Vielen Dank im Voraus und Gruss


----------



## matdacat (20. November 2006)

wSam hat gesagt.:


> Nur habe ich keine Ahnung wie ich bei jedem Client alle Clients welche mit dem Server verbunden sind anzeigen könnte? Ich bräuchte da einen konkreten Tipp.


Der Server verwaltet eine Liste der eingeloggten Clients und übermittelt diese nach dem Einloggen eines neues Clients. Hast Du schon daran gedacht, RMI zu verwenden? Damit wärs dann ziemlich einfach, ganze Objekte zu versenden.


----------



## wSam (20. November 2006)

Hmm ja wäre eine Möglichkeit.
Aber ist dies grundsätzlich so möglich wie ich das möchte?


----------



## matdacat (20. November 2006)

wSam hat gesagt.:


> Aber ist dies grundsätzlich so möglich wie ich das möchte?


Definitiv! ;-) 

Aber wie gesagt: verwende RMI, das nimmt dir viel Arbeit ab und sollte für deine Zwecke (Schachspiel?) auch performancetechnnisch mehr als ausreichen.

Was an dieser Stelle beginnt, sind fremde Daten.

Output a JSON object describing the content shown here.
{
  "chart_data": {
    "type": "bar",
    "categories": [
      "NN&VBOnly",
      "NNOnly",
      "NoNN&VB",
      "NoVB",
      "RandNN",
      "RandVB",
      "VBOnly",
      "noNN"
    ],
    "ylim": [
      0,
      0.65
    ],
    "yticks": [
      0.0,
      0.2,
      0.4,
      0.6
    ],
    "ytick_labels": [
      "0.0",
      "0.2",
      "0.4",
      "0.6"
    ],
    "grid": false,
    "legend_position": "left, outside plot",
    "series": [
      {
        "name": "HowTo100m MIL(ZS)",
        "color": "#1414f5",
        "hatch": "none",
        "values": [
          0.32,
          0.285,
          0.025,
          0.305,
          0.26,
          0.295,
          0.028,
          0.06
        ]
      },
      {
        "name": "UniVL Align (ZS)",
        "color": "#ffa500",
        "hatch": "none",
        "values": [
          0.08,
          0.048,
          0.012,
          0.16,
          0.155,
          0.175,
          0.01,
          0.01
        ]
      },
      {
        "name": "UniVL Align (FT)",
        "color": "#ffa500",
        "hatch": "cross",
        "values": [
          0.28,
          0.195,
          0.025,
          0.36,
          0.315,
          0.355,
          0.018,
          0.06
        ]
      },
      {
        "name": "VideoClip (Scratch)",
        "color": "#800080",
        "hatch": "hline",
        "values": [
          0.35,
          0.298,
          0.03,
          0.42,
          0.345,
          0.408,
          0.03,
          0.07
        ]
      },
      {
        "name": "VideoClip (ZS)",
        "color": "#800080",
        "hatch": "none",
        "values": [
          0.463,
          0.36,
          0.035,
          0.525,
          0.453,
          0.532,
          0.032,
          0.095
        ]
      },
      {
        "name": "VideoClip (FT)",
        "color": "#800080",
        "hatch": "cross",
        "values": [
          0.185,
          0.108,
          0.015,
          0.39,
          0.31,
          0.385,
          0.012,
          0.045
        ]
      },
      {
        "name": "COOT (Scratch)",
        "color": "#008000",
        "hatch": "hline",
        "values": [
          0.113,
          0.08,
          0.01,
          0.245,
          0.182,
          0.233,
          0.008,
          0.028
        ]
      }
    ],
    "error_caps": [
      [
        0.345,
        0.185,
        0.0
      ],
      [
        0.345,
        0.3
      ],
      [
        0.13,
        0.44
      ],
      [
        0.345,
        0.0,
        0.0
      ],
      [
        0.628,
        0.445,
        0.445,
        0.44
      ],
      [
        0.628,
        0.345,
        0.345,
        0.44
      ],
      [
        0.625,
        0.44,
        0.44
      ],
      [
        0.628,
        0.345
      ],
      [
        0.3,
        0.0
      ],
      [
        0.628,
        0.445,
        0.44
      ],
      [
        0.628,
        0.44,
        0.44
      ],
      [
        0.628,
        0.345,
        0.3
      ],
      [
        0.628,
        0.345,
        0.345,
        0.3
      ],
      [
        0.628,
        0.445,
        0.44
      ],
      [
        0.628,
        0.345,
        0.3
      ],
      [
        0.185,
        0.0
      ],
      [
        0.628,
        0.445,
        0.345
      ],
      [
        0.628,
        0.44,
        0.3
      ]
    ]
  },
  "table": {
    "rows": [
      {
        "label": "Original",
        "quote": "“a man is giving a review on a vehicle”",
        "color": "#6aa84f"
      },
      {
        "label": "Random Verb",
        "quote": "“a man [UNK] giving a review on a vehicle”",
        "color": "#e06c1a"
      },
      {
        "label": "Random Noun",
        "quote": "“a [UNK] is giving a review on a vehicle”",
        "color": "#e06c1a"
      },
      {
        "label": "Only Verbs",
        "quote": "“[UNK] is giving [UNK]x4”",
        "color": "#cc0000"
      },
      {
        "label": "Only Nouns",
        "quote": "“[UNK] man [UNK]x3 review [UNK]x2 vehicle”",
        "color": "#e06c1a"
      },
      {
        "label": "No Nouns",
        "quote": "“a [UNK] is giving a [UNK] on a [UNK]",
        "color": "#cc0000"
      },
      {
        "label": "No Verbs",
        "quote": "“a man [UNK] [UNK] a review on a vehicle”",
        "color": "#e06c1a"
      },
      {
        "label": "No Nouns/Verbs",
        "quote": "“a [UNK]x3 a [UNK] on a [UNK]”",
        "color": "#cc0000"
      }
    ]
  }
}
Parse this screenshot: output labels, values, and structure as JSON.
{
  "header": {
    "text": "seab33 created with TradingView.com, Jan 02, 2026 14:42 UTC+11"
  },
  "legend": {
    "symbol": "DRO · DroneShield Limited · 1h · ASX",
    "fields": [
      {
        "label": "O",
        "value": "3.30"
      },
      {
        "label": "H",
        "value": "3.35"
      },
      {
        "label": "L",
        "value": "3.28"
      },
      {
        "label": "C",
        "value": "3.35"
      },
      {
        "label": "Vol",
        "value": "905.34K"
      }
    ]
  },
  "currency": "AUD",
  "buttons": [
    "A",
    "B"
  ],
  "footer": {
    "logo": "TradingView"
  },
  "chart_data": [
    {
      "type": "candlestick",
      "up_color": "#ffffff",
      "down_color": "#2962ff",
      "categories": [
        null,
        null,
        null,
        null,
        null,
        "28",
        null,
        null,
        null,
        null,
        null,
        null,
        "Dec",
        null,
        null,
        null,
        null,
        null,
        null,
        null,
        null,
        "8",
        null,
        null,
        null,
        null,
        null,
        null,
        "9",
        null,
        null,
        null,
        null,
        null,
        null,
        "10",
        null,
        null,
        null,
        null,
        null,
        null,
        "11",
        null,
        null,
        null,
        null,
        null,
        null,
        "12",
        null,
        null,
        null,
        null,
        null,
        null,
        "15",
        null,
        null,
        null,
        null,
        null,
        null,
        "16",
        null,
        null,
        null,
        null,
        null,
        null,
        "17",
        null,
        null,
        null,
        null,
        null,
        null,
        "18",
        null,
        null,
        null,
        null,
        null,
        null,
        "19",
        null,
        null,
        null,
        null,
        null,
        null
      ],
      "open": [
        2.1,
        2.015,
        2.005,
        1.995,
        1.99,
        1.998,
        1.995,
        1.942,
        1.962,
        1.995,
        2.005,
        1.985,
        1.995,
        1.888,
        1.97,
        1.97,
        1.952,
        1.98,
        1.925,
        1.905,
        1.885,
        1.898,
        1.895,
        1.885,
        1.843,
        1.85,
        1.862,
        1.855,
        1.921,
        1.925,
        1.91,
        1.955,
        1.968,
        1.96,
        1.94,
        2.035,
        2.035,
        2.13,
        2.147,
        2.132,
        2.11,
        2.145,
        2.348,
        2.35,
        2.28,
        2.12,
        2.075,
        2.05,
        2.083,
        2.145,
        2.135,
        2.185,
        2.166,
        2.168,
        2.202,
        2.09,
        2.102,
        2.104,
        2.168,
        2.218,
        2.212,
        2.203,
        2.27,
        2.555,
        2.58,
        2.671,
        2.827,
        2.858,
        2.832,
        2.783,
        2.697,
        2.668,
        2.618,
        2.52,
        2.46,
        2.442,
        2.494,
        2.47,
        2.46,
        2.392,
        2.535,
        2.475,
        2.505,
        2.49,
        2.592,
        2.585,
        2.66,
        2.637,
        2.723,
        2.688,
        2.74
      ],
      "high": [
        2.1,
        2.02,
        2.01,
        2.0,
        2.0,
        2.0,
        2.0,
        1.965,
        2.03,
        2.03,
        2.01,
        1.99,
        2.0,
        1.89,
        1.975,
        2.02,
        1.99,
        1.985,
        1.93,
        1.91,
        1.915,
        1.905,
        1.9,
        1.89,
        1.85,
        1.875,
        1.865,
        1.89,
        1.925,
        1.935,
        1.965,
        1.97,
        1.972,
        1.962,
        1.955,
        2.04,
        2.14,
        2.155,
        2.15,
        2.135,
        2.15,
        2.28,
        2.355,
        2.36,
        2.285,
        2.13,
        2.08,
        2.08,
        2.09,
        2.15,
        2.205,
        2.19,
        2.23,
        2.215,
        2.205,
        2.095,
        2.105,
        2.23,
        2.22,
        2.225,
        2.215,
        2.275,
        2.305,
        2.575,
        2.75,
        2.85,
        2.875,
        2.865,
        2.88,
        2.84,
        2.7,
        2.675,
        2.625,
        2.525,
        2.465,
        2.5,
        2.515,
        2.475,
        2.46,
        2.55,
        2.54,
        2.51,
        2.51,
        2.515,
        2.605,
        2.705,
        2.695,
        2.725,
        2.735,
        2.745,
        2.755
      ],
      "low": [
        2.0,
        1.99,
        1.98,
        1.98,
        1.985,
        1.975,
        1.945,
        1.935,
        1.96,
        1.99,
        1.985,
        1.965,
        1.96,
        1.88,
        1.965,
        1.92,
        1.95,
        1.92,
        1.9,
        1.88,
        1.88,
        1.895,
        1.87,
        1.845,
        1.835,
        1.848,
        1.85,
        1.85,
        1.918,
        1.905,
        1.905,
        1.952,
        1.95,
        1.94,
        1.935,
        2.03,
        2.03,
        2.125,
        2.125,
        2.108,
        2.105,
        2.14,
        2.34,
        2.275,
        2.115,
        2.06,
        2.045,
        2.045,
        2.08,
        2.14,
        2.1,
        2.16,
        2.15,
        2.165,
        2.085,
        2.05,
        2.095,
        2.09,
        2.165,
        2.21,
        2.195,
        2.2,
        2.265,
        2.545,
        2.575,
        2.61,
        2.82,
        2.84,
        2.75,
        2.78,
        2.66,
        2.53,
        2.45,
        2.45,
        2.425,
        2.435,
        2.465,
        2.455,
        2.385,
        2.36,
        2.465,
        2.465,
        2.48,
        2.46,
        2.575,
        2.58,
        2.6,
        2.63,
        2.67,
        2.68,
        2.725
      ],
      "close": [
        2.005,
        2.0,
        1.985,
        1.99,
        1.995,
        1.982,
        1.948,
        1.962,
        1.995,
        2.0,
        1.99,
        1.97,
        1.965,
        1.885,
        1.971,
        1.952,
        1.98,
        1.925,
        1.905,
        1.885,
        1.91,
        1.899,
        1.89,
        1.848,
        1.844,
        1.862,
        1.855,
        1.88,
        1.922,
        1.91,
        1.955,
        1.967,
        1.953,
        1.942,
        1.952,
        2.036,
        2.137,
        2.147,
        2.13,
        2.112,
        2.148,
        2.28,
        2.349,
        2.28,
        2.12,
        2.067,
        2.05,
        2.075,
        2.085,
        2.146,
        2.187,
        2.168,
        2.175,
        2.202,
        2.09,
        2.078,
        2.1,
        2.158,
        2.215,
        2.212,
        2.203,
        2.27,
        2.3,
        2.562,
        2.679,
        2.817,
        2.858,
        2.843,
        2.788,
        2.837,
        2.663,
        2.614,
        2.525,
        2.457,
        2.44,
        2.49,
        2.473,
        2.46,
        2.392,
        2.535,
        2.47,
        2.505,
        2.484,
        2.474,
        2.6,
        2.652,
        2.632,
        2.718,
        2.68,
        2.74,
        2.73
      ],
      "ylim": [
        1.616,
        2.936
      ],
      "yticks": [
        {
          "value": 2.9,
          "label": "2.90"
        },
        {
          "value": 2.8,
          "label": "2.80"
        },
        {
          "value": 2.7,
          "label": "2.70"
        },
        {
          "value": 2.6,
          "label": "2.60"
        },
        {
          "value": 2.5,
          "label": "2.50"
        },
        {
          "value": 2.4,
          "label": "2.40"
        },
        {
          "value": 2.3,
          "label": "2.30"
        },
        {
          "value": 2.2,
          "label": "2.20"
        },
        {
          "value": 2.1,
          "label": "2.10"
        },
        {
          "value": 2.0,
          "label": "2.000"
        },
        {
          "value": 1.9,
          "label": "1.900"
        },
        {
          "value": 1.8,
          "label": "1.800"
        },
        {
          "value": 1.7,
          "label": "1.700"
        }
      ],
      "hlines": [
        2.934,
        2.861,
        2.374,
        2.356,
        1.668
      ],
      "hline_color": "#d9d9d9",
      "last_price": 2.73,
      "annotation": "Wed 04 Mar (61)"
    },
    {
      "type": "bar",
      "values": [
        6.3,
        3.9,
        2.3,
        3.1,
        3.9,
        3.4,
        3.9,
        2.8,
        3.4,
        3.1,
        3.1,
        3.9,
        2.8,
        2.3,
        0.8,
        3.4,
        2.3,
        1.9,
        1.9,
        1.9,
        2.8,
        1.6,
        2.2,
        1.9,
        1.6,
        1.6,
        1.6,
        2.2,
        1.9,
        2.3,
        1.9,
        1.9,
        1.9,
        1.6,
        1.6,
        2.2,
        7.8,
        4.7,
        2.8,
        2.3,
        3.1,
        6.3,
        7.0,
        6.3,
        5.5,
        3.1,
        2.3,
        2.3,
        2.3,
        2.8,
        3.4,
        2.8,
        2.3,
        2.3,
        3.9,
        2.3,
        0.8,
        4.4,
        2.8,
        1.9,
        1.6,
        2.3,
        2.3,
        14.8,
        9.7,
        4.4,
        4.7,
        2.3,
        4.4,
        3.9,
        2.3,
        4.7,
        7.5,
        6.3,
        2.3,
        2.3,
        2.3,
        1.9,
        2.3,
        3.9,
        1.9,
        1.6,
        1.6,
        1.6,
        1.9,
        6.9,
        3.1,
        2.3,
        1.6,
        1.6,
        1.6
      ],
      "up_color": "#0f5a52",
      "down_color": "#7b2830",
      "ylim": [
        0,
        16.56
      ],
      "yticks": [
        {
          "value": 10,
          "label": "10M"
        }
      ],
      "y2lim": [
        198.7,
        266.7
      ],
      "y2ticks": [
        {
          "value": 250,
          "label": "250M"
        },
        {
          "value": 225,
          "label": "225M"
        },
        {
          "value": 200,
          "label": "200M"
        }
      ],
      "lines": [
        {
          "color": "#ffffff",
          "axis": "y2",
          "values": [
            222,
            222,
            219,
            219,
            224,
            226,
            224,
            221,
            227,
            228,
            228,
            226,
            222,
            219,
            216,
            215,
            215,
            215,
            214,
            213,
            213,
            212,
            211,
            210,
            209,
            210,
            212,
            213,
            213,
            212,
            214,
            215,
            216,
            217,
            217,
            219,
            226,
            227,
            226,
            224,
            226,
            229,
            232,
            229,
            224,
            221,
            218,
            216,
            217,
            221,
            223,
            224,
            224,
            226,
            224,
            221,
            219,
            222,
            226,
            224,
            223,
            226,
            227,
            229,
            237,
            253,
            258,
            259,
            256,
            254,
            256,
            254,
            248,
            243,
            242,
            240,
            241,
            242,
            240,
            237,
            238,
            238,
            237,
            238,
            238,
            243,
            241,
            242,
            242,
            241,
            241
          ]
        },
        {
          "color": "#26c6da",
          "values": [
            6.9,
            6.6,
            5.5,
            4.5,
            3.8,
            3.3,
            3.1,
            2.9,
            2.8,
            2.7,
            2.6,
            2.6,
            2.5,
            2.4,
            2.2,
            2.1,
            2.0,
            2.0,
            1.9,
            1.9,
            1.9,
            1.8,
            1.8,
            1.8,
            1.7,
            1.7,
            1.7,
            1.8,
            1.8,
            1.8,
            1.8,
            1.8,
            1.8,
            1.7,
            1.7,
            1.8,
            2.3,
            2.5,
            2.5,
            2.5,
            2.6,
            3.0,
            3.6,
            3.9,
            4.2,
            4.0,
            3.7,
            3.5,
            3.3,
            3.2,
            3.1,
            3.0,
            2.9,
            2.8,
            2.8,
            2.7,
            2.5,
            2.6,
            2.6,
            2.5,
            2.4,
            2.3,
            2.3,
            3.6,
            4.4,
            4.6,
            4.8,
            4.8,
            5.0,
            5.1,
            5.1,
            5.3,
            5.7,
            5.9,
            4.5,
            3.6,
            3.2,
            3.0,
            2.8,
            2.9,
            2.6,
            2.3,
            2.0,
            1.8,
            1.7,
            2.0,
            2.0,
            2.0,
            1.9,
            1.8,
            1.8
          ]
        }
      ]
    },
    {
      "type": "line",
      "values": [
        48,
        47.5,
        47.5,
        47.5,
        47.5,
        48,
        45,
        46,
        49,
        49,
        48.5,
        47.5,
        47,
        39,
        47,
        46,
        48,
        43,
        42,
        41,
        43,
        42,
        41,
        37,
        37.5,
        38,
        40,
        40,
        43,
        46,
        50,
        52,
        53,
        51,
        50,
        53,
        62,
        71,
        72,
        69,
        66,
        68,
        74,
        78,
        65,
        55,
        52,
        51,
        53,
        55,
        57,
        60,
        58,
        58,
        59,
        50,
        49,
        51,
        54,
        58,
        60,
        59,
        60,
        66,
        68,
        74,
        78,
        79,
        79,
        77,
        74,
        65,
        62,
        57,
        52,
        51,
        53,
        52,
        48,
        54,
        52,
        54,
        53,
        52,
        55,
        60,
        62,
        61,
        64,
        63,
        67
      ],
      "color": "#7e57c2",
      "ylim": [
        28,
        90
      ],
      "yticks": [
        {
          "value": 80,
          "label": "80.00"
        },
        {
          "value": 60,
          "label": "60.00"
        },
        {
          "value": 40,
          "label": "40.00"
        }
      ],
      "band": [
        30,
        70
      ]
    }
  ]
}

Tom hat ja bereits einiges Hilfreiches zu RMI gepostet, z.B. hier.


----------



## wSam (20. November 2006)

@matdacat

Ok werde mir RMI mal anschauen. 
Ja es soll tatsächlich ein Schachspiel geben (also das Spiel habe ich schon (fast), nur die Netzwerkfunktionalität noch nicht). Woher weisst du den dass wieder?


----------



## matdacat (21. November 2006)

Och, reine Intuition ;-)
Viel Erfolg!


----------



## wSam (21. November 2006)

@matdacat

 Danke.


----------